There's a reason actual electricians wire most homes

If you were brought up in an environment with a paucity of either electrical wiring or colorful language, perhaps in Pennsylvania Dutch Country, you can quickly expose yourself to plenty of both by googling "NEC AFCI requirement discussion forum." Electricians put the "pro" in profanity. 

Anyway, Arc-Fault Circuit Interrupters are safety devices that detect arc faults and shut down a circuit before a fire can result. They're often viewed as NEC requirements designed to boost circuit-breaker manufacturer revenues, and critics point to a lack of evidence that AFCIs have stopped a significant number of fires. In fact, a lot of electricians are absolutely convinced that the NEC is bloated with industry-benefiting mandates achieved via regulatory capture. Because of all this, what professionals do — as you'll see if you browse the aforementioned forum — is install the AFCIs anyway and grouse about it online.

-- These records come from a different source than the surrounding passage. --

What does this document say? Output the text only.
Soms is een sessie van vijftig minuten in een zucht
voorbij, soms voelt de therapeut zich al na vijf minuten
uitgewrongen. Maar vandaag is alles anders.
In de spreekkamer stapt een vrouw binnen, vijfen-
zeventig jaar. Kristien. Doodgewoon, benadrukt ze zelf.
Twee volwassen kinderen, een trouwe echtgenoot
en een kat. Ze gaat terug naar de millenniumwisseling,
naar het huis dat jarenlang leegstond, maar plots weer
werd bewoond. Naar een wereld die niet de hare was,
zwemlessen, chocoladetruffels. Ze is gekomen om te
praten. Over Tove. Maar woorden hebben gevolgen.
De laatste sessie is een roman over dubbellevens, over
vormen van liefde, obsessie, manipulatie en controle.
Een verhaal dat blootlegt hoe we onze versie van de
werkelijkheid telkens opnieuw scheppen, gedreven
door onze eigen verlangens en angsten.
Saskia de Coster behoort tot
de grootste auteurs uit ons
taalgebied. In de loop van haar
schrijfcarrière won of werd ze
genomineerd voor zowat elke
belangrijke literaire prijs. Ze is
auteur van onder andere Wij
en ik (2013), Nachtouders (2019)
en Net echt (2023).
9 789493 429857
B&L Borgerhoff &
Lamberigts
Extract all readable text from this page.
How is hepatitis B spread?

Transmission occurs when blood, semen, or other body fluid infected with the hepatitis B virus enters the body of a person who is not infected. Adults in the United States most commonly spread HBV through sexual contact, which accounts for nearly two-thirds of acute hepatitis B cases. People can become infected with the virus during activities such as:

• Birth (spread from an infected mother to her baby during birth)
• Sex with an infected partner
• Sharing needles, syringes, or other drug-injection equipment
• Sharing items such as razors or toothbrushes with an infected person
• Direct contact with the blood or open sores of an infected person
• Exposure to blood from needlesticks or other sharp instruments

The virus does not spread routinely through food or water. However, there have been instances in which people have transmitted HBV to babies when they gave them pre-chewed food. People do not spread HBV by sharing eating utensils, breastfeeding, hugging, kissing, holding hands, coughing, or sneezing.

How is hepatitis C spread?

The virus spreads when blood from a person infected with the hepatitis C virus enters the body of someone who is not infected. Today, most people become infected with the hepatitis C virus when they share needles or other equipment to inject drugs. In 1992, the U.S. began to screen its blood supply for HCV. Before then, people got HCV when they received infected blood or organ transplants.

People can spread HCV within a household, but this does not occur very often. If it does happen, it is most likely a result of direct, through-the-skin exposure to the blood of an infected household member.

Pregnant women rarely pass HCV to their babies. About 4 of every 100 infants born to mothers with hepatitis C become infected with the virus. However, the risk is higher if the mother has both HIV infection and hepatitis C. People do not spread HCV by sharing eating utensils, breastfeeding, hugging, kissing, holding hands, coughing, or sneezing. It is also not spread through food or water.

It's code, after all. But shortcutting code like I did with the AC circuit can be easy in jurisdictions where homeowner wiring must only be inspected by a licensed electrician, not a municipal inspector. Don't try to get away with it. AFCIs prevent fires and electrocution by spotting the characteristics of bad wiring (including loose connections) and damaged wire (including stuff plugged into your receptacles). I was extremely careful with connections, and I still had to re-wire an overfilled junction box that somehow ended up with loose connections inside. Skipping the AFCI might have made lights flicker... or it might have burned down my home and injured my kids, or worse. The realization that I could have decided to leave it off is sobering, and it makes the cost of an experienced electrician look like a bargain at twice the price. Unfortunately, I'm not sure it's an insight you can have fully without experiencing a problem, and a burning house is no place to learn anything.